Принцесса смеется самым гулким смехом, на который способна.
— Это был бы кто-то из твоей партии?
— Если пожелаешь.
— Или, если пожелаешь, из моей, — вставляет Пен.
— В твоей партии с разговорами туго.
— Ты не так говорила, когда позволила поцеловать тебя Блэру.
— Он был златоуст, поэтому вы от него избавились.
— Златоуст необязательно привержен истине.
— Так мог бы сказать твой отец. Если это и есть пример беседы, которую вы предлагаете, то нет, благодарю. Истина! С чего вы взяли, что я ищу истину? Я с ней покончила. Она так голосила, что я выкинула ее из моей постели.

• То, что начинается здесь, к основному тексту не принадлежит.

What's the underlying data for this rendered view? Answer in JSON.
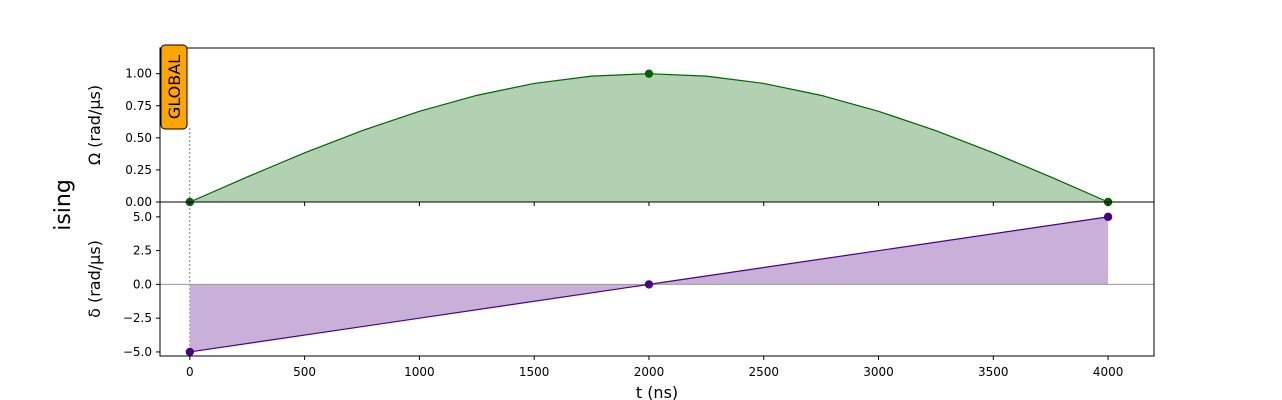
{
  "row_label": "ising",
  "chart_data": [
    {
      "type": "area",
      "badge": "GLOBAL",
      "ylabel": "Ω (rad/µs)",
      "ylim": [
        0,
        1.2
      ],
      "xlim": [
        -130,
        4200
      ],
      "yticks": [
        0.0,
        0.25,
        0.5,
        0.75,
        1.0
      ],
      "ytick_labels": [
        "0.00",
        "0.25",
        "0.50",
        "0.75",
        "1.00"
      ],
      "xticks": [
        0,
        500,
        1000,
        1500,
        2000,
        2500,
        3000,
        3500,
        4000
      ],
      "x": [
        0,
        250,
        500,
        750,
        1000,
        1250,
        1500,
        1750,
        2000,
        2250,
        2500,
        2750,
        3000,
        3250,
        3500,
        3750,
        4000
      ],
      "y": [
        0,
        0.195,
        0.383,
        0.556,
        0.707,
        0.831,
        0.924,
        0.981,
        1.0,
        0.981,
        0.924,
        0.831,
        0.707,
        0.556,
        0.383,
        0.195,
        0
      ],
      "markers": [
        {
          "x": 0,
          "y": 0
        },
        {
          "x": 2000,
          "y": 1.0
        },
        {
          "x": 4000,
          "y": 0
        }
      ],
      "line_color": "#006400",
      "fill_color": "#b2d1b2",
      "grid": false
    },
    {
      "type": "area",
      "ylabel": "δ (rad/µs)",
      "xlabel": "t (ns)",
      "ylim": [
        -5.3,
        6.1
      ],
      "xlim": [
        -130,
        4200
      ],
      "yticks": [
        -5.0,
        -2.5,
        0.0,
        2.5,
        5.0
      ],
      "ytick_labels": [
        "−5.0",
        "−2.5",
        "0.0",
        "2.5",
        "5.0"
      ],
      "xticks": [
        0,
        500,
        1000,
        1500,
        2000,
        2500,
        3000,
        3500,
        4000
      ],
      "xtick_labels": [
        "0",
        "500",
        "1000",
        "1500",
        "2000",
        "2500",
        "3000",
        "3500",
        "4000"
      ],
      "x": [
        0,
        2000,
        4000
      ],
      "y": [
        -5.0,
        0.0,
        5.0
      ],
      "markers": [
        {
          "x": 0,
          "y": -5.0
        },
        {
          "x": 2000,
          "y": 0.0
        },
        {
          "x": 4000,
          "y": 5.0
        }
      ],
      "line_color": "#4b0082",
      "fill_color": "#c8b0d9",
      "grid": false
    }
  ],
  "colors": {
    "badge_fill": "#ffa500",
    "zero_line": "#999999",
    "axes": "#000000"
  }
}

— Так чего ты ищешь, мама?
— Ты хотел спросить не об этом. Что я нашла — вот что ты на самом деле хочешь узнать.
— И?
— Все будет раскрыто, когда у меня будет соответствующее настроение. А пока вернитесь на свои места и предоставьте мне самой распорядиться моими последними днями. Если вы беспокоитесь за ваше наследство, то лучше не надо.
С этими словами она взмахивает полами кимоно, как будто гоня неприятный запах, потуже запахивается и упругим шагом, как амазонка, возвращается к себе в спальню.
Правда, через мгновение в щели в двери снова появляется ее голова.
— Я забыла поздороваться. Здравствуйте!
Нет сомнения, что она крепнет на глазах.
Она наблюдает из окна спальни, как они выходят из дома и, задрав головы, смотрят на ее окно. Они напоминают ей Лорела и Харди[24]: тот, что потолще, напорист и нетерпелив, а худой все время недоумевает, почему постоянно достается именно ему. Ей любопытно, догадывались ли они сами когда-нибудь взглянуть на себя под этим углом. Ясно, что нет, никогда. Им некогда, они делают политические карьеры. По ее мнению, любого перспективного кандидата в политики должна сперва публично допросить его мать. Тогда не избрали бы ни одного. Она могла часами наблюдать за этими двумя. Это смахивало на немое кино. Смотреть на идущих по улице людей сверху — бодрящее упражнение. При взгляде сверху человеческая деятельность всегда выглядит глупой и жалкой.